Consider the training process, whereby we aim to find the set of parameters θ that lead to the best performance. The latter can be accomplished, for instance, by minimizing a loss function θ𝐿(θ) encoding the task at hand. Some methods for training QML models are leveraged from classical ML, such as stochastic gradient descent. However, shot noise, hardware noise and unique landscape features often make off-the-shelf classical optimization methods perform poorly for QML training. (This is due to the fact that extracting information from a quantum state requires computing the expectation values of some observable, which in practice need to be estimated via measurements on a noisy quantum computer. Hence, given a finite number of shots (measurement repetitions), these can only be resolved up to some additive errors. Moreover, such expectation values will be subject to corruption due to hardware noise.) This realization led to development of quantum-aware optimizers, which account for the quantum idiosyncrasies of the QML training process. For example, shot-frugal optimizers^50,51,52,53 can employ stochastic gradient descent while adapting the number of shots (or measurements) needed at each iteration, so as not to waste too many shots during the optimization. Quantum natural gradient^54,55 adjusts the step size according to the local geometry of the landscape (on the basis of the quantum Fisher information metric). These and other quantum-aware optimizers often outperform standard classical optimization methods in QML training tasks.

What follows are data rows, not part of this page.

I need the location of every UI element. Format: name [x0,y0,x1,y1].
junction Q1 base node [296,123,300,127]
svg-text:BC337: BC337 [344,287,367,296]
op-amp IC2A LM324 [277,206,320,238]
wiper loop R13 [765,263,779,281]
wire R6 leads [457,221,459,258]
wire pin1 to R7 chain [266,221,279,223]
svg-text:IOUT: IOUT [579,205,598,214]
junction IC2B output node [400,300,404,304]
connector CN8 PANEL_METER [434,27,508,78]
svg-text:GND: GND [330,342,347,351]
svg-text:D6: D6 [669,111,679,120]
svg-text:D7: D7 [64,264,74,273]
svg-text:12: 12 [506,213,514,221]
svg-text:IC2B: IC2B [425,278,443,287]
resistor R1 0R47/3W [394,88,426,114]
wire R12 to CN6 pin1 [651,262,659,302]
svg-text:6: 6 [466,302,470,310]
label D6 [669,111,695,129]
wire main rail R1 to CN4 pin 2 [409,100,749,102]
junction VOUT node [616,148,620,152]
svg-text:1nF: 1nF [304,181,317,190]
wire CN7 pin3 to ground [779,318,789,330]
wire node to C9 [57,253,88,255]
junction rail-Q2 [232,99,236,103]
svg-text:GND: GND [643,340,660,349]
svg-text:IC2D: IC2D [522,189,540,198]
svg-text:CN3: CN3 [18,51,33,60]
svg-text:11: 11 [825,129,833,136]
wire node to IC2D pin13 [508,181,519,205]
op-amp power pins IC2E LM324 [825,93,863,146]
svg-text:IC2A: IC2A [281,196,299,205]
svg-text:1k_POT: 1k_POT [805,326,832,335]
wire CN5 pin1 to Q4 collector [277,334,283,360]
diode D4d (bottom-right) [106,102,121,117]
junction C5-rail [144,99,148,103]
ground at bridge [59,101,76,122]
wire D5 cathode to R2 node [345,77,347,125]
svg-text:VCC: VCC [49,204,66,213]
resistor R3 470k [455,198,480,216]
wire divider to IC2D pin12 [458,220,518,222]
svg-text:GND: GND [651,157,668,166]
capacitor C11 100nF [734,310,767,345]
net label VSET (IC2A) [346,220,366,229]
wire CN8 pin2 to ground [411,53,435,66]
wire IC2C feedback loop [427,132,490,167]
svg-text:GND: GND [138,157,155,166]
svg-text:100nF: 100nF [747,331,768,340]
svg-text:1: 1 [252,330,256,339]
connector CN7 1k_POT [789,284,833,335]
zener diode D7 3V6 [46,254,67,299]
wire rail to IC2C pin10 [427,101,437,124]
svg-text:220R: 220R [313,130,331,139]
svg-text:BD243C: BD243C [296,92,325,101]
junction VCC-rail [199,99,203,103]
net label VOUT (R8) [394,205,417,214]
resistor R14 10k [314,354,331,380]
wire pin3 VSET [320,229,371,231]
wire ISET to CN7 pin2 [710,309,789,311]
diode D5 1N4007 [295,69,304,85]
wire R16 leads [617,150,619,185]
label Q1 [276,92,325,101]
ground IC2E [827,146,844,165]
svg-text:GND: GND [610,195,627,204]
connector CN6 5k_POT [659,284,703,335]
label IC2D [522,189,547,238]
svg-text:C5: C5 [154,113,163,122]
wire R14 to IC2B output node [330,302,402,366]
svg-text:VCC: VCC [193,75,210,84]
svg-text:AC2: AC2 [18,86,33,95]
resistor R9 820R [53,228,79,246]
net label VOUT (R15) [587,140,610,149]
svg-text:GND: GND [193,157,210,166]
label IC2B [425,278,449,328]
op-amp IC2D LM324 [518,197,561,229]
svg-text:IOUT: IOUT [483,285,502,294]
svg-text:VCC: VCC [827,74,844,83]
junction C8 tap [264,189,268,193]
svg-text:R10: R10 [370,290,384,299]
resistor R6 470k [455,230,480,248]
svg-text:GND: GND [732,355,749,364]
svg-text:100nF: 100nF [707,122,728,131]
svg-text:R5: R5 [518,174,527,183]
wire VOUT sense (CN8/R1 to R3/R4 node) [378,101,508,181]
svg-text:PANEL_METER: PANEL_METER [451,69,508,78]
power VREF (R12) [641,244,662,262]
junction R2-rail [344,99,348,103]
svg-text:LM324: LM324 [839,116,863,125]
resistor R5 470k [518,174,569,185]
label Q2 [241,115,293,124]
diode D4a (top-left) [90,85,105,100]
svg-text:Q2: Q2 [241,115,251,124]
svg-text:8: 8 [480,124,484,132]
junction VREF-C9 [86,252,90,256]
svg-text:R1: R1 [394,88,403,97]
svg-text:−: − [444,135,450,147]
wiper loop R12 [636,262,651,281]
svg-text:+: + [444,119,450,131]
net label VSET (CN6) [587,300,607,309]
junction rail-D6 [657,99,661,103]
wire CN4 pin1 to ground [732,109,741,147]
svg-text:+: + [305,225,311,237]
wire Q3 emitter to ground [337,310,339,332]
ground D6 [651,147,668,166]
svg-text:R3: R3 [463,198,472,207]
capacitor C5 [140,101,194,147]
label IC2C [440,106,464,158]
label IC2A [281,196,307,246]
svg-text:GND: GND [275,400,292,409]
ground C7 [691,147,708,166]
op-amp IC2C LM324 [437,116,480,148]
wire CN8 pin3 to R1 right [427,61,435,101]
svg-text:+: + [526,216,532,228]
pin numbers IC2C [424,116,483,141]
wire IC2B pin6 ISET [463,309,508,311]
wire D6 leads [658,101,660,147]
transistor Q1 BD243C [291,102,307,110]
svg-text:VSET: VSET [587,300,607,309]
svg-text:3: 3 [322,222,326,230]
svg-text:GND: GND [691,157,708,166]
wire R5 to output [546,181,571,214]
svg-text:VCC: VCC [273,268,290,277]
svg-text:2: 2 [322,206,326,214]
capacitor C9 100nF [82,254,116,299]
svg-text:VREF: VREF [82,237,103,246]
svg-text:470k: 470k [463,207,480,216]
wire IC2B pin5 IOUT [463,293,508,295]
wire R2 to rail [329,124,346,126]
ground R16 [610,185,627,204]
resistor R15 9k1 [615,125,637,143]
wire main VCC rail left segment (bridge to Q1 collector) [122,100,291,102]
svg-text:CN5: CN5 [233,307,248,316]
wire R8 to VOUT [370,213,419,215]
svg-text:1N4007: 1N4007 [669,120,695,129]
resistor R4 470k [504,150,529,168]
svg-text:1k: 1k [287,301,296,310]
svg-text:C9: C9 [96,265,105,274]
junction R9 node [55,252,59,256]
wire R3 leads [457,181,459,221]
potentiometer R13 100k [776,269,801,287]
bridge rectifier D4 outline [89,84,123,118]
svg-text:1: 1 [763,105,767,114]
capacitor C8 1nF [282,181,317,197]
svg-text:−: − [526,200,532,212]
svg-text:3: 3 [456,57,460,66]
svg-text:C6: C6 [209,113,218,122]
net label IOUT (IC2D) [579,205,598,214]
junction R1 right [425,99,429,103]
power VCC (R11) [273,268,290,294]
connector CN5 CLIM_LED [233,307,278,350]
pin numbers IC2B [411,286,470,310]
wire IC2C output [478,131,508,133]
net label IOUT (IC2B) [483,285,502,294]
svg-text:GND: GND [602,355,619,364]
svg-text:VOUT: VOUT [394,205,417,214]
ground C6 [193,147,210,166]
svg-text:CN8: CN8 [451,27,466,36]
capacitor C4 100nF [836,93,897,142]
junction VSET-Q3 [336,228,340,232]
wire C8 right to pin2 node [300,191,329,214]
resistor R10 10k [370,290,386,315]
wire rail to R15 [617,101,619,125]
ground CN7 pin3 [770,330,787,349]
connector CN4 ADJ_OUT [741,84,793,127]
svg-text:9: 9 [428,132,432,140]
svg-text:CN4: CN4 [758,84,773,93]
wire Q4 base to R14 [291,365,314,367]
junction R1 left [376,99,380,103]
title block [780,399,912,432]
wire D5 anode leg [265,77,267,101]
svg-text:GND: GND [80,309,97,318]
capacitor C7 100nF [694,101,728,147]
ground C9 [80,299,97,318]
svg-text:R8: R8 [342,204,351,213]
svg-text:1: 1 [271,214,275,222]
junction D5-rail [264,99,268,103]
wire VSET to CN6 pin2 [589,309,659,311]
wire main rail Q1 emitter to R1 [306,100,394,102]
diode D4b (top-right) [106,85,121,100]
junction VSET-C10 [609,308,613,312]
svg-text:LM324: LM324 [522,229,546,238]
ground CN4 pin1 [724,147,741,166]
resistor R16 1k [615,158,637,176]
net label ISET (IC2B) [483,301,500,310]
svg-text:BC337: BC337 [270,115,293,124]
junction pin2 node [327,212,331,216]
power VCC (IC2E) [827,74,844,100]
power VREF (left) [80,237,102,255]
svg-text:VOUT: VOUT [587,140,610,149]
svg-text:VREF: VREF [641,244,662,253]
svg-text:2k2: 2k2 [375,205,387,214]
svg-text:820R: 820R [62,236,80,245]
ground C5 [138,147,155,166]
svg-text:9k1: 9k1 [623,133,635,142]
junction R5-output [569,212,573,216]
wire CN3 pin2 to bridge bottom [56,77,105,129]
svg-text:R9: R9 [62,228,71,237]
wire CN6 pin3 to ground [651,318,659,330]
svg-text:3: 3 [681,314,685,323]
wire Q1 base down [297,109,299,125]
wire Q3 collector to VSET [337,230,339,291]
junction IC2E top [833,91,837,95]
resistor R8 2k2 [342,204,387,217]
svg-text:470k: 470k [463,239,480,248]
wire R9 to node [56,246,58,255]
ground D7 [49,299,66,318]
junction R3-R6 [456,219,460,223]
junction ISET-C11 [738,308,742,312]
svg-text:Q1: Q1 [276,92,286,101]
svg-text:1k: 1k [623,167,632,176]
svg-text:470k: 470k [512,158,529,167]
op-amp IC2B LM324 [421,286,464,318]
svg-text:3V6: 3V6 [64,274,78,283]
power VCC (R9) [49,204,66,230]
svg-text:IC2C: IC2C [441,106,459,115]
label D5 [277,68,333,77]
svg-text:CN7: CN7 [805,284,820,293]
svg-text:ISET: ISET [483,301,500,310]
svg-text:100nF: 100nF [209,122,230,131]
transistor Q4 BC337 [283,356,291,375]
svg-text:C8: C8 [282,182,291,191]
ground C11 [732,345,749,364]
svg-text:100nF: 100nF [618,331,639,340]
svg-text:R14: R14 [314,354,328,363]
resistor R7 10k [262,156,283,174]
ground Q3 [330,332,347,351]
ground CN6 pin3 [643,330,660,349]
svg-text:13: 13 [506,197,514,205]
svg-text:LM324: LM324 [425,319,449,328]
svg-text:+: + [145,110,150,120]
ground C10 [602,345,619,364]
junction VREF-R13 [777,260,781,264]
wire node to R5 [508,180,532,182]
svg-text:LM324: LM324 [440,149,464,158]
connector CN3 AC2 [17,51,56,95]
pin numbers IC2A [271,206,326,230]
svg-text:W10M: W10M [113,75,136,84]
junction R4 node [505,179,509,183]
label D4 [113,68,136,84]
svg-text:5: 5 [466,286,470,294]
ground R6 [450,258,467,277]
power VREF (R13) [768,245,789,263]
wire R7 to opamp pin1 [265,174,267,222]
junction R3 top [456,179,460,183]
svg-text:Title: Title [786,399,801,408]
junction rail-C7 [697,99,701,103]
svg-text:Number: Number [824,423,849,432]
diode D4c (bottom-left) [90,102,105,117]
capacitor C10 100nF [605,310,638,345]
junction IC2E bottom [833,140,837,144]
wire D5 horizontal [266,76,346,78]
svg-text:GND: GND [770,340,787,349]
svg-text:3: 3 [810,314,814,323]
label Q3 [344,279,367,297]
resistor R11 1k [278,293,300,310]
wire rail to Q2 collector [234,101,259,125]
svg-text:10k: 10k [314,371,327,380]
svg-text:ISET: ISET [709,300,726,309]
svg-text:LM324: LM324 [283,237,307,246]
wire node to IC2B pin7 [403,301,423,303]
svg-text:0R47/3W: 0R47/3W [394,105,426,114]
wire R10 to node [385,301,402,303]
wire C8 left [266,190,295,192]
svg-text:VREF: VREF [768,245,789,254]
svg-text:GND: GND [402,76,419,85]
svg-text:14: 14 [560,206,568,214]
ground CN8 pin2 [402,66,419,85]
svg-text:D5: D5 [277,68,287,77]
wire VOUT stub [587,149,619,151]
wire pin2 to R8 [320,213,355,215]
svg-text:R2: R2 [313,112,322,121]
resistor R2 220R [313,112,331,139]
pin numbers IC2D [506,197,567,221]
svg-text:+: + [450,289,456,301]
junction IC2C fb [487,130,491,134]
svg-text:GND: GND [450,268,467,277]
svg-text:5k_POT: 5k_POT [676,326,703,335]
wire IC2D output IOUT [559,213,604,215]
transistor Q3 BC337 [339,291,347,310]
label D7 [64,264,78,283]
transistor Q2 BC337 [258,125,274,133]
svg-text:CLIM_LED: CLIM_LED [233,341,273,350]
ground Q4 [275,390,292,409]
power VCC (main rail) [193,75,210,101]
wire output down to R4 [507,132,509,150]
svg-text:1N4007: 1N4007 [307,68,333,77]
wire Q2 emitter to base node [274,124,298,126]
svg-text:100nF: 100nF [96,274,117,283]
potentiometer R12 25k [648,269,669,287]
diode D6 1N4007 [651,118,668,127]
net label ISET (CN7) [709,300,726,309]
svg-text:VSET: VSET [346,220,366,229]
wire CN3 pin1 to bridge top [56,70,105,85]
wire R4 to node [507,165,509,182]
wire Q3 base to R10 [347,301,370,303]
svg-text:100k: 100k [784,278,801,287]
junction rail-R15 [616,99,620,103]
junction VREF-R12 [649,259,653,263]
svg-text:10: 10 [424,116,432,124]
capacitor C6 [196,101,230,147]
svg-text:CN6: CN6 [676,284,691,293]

For the case of supervised learning, we are interested not only in learning from a training dataset but also in making accurate predictions on (generalizing to) previously unseen data. This translates into achieving small training and prediction errors, with the second usually hinging on the first. Thus, let us now consider prediction error, also known as generalization error, which has been studied only very recently for QML^{13,14,35,37,56,57}. Formally speaking, this error measures the extent to which a trained QML model performs well on unseen data. Prediction error depends on the training error as well as the complexity of the trained model. If the training error is large, the prediction error is also typically large. If the training error is small but the complexity of the trained model is large, then the prediction error is likely still large. The prediction error is small only if training error is itself small and the complexity of the trained model is moderate (that is, sufficiently smaller than training data size)^14,35. The notion of complexity depends on the QML model. We have a good understanding of the complexity of quantum kernel methods^13,14, while more research is needed on QNN complexity. Recent theoretical analysis of QNNs shows that their prediction performance is closely linked to the number of independent parameters in the QNN, with good generalization obtained when the number of training data is roughly equal to the number of parameters³⁵. This gives the exciting prospect of using only a small number of training data to obtain good generalization.